Il dit avec émotion :

— Si vous saviez combien votre confiance m’est douce, ma Rosey ! Oui, ne craignez rien, je vous protégerai toujours.

— Vous êtes si bon, si fort !

Elle levait les yeux vers lui. Sous leur voile de larmes ils débordaient d’admiration tendre, d’abandon confiant. Odon eut un frémissement. Quelque chose d’étrange, de délicieux et de terrible le pénétrait. Il écarta son visage, que frôlaient les cheveux de Roselyne, et laissa retomber son bras.

— Venez, ma chère enfant, il faut vraiment que vous preniez quelque chose, pour arrêter ce tremblement.

Il la conduisit chez Mme de Liffré, et ne la quitta que lorsqu’il l’eut vue un peu calmée. Il revint alors à son cabinet. Dans la pièce toute éclairée par la lumière du couchant, il se mit à marcher de long en large, d’un pas nerveux. Son visage tendu, ses yeux assombris témoignaient d’une ardente agitation intérieure. Entre ses dents, il murmura :

— Quel fou je suis ! Quel fou !

Il s’approcha de son bureau et s’assit machinalement. Son front s’appuya sur sa main. Il pensait : « Ma grand’mère avait raison. Elle n’est plus une enfant. Elle n’est plus tout à fait la petite Roselyne que je pouvais traiter en sœur. Il faut que je change ma manière d’être, à son égard — tout doucement, pour ne pas lui faire de peine, pauvre petite. Il le faut, pour elle et pour moi. Je ne l’aime pas encore, certainement… non, je ne peux pas dire… »
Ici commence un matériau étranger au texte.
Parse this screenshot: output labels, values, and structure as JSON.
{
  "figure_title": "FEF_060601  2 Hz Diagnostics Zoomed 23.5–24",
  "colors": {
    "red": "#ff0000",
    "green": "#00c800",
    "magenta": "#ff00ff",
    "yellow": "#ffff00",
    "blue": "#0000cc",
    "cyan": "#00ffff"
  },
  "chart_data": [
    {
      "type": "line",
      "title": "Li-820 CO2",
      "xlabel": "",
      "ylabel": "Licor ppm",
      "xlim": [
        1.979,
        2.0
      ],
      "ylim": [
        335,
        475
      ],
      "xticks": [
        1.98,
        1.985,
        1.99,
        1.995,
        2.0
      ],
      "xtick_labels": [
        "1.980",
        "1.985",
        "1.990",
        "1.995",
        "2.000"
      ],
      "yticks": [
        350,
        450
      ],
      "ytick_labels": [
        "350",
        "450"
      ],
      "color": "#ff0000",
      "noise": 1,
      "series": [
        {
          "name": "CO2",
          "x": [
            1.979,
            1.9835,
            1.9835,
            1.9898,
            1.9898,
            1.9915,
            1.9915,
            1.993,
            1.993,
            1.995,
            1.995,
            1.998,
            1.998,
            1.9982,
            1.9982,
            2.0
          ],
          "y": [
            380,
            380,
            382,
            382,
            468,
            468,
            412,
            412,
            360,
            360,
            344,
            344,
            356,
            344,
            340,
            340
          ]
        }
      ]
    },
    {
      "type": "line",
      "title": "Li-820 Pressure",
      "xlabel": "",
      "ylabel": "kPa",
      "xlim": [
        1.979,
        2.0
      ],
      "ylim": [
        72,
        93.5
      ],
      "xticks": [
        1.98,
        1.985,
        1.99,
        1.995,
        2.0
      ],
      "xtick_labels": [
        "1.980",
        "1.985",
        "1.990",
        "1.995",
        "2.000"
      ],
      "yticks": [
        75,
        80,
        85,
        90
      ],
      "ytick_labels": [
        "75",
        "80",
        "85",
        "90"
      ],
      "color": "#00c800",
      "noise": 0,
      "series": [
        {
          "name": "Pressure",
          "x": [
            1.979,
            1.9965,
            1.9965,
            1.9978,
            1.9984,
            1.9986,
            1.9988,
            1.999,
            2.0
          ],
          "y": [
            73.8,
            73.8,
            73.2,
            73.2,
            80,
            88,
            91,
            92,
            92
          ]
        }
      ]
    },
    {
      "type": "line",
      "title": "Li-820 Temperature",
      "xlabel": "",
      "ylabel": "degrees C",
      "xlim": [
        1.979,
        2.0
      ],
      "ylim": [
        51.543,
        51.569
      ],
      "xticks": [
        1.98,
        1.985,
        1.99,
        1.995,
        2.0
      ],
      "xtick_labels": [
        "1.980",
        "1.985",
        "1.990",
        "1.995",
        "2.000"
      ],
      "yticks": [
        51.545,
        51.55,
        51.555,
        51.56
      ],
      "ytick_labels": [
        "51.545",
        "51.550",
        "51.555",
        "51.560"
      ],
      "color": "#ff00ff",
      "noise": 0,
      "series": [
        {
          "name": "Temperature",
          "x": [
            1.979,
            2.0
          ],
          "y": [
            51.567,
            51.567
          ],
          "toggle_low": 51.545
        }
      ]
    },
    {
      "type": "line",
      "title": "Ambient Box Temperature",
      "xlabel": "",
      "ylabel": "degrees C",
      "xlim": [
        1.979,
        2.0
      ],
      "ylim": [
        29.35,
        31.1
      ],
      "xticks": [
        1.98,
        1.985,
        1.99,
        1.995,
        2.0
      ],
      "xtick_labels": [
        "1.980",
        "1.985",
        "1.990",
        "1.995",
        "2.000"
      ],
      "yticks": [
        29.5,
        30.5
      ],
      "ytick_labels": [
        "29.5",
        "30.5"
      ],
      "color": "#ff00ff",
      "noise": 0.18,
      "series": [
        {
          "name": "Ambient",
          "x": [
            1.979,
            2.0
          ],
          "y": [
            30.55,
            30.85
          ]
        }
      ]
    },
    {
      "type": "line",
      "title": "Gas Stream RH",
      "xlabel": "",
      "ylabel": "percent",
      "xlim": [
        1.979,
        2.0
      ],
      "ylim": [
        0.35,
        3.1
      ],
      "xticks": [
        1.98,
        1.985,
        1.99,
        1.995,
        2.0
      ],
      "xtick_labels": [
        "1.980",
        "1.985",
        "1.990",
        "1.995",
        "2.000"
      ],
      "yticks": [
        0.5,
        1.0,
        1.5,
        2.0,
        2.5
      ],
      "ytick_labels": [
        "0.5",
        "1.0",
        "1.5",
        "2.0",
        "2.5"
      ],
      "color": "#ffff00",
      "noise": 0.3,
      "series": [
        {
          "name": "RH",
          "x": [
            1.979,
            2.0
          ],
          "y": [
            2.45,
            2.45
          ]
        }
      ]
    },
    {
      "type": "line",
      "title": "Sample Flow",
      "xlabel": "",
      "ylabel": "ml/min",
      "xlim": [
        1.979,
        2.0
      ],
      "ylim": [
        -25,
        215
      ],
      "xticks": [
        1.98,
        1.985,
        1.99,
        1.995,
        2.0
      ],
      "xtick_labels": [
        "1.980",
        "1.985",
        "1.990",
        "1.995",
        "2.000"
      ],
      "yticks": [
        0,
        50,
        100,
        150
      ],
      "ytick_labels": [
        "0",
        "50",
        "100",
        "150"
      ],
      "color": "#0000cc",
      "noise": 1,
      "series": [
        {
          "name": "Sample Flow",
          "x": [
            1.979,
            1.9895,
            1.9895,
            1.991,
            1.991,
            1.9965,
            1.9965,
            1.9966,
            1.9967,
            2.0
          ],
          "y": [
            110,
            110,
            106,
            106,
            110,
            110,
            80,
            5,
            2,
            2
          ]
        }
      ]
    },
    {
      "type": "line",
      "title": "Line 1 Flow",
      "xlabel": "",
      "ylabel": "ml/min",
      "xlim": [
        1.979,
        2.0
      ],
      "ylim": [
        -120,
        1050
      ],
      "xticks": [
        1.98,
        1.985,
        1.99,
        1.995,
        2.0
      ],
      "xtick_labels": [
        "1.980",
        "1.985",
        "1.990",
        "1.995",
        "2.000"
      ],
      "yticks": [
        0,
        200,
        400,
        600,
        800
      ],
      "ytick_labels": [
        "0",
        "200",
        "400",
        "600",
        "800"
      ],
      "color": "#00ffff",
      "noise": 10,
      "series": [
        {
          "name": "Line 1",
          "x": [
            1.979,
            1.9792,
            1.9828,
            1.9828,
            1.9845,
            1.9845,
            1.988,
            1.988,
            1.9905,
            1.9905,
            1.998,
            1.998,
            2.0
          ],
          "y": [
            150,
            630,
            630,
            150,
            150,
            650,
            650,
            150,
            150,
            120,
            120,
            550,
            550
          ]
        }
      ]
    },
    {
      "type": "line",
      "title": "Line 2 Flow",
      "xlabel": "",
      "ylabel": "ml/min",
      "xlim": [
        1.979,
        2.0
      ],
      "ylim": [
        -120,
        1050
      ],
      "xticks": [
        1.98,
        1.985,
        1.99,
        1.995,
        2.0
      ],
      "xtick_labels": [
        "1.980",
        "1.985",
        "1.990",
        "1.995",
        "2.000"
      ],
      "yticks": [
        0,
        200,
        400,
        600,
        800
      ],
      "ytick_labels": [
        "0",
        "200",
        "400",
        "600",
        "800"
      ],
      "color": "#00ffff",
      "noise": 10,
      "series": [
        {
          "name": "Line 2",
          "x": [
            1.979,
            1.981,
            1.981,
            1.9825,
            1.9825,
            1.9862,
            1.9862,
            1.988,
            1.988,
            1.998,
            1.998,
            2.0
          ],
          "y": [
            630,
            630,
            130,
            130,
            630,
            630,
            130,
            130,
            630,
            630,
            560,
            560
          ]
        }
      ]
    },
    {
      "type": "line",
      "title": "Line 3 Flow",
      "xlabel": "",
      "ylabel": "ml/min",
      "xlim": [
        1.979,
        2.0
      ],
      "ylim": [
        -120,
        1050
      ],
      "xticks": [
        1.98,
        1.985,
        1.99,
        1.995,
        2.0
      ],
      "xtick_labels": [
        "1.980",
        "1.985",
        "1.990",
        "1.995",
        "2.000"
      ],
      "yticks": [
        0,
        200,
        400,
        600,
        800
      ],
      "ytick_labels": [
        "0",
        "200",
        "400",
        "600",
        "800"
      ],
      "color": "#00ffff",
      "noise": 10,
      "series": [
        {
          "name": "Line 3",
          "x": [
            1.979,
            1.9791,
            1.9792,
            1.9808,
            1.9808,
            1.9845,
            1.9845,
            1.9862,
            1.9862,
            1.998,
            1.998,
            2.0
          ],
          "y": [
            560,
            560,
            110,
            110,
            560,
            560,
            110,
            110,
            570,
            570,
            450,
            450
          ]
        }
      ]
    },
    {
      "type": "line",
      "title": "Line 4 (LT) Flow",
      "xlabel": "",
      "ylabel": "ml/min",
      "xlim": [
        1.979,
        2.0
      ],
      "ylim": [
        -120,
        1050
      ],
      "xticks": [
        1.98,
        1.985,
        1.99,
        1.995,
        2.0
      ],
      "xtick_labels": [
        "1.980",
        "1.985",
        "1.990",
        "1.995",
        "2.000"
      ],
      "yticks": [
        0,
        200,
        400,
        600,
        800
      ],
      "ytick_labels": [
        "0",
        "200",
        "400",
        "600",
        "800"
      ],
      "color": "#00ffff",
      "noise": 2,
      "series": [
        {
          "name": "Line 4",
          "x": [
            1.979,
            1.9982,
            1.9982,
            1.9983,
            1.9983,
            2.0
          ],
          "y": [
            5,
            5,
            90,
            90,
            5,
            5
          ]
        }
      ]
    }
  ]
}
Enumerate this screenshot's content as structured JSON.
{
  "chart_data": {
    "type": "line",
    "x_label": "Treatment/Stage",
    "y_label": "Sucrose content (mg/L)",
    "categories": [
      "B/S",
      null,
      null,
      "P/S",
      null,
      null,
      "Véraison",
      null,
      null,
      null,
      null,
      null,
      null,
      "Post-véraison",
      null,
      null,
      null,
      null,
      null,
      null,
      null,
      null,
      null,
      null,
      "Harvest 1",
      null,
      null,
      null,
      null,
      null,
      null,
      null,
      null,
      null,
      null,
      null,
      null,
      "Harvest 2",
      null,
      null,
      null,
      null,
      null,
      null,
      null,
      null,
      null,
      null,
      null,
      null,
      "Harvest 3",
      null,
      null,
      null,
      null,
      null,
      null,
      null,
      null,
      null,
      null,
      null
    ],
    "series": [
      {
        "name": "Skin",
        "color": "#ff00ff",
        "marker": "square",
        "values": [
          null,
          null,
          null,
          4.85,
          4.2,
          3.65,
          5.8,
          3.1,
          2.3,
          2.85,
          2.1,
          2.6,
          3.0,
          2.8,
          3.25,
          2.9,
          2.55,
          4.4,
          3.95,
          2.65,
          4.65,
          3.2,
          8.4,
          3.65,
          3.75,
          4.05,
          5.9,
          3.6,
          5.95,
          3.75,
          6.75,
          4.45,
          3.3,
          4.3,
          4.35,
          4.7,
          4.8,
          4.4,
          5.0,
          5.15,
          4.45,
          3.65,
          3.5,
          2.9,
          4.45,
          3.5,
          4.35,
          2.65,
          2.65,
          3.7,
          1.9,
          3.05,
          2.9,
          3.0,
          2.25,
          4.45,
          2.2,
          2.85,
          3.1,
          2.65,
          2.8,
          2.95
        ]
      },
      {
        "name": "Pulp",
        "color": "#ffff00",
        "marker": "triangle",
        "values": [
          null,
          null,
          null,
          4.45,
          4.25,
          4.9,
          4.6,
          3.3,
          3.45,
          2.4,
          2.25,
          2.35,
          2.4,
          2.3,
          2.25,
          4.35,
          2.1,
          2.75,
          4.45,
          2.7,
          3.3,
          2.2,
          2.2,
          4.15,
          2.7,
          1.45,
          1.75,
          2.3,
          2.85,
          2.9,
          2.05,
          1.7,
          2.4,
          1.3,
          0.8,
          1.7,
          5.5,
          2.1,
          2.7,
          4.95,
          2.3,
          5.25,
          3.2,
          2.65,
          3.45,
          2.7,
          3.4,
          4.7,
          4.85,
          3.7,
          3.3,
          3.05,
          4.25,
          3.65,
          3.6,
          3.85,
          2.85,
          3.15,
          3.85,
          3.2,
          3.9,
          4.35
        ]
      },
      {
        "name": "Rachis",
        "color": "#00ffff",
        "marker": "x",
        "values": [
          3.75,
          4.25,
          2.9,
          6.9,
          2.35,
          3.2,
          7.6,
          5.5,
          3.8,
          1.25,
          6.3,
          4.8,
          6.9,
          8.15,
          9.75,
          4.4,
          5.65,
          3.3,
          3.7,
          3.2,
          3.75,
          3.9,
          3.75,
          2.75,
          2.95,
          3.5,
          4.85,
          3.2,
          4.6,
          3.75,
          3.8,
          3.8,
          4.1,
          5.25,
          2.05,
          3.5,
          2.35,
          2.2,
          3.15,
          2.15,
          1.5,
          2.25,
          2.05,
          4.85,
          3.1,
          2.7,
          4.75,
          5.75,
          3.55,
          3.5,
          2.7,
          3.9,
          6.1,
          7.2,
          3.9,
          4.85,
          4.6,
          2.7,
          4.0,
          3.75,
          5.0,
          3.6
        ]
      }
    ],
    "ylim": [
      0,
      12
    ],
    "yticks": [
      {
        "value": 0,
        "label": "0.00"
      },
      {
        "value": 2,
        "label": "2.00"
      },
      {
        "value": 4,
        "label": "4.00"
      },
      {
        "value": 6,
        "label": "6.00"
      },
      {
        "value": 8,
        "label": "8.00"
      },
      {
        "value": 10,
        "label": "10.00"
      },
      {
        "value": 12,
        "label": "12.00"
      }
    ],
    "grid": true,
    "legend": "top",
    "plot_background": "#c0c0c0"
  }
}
Qu’était-ce donc, pourtant, que ce frisson qui l’avait secoué, tout à l’heure, quand elle s’appuyait contre lui, tremblante encore et si confiante, et qu’elle l’avait regardé avec cette tendresse profonde, éblouissante ? Qu’était-ce que cette impression si nouvelle, si merveilleusement enivrante ?

Il restait immobile, comprimant son front de sa main brûlante. Il se disait : « Je pourrais l’épouser. Mais je ne le dois pas. Il lui faut un autre mari qu’un homme comme moi, désillusionné de tout, indigne de son âme si blanche. Et puis, je ne veux pas de l’amour. Je me suis juré de ne le laisser jamais devenir maître de mon cœur. Et quel maître ce serait, l’amour pour une femme telle que le deviendra bientôt Roselyne ! Oui, il faut que j’oublie cette chose folle… Je m’absenterai, dès que je le pourrai. Puis je l’enverrai` un peu chez son curé. Il n’avait pas tort dans ses craintes, l’excellent homme. Les petites filles, à cet âge-là, cela change… cela change beaucoup trop vite. Pourvu qu’elle n’ait pas l’idée, elle aussi… »

La clarté du couchant quittait la pièce, lentement. Elle s’attardait aux vitres des trois immenses fenêtres, dont l’une, entr’ouverte, laissait passer un parfum de roses, venu du jardin. Odon, toujours immobile, songeait. Et tout à coup, il tressaillit un peu. Voilà qu’il se souvenait… Non, il n’avait pas été halluciné, tout à l’heure, dans le jardin d’hiver. Cette expression ardente et profonde, il l’avait vue une première fois dans ces mêmes yeux couleur de l’onde frémissante, au bord de l’étang de Capdeuilles, quand la petite ondine s’était réveillée et avait dit : « Ah ! vous voilà ! » Ce regard souriant et ravi, ce regard de femme qui aime, c’était celui de Roselyne attendant l’inconnu de son rêve — de Roselyne amoureuse de son cousin Odon, sans le savoir.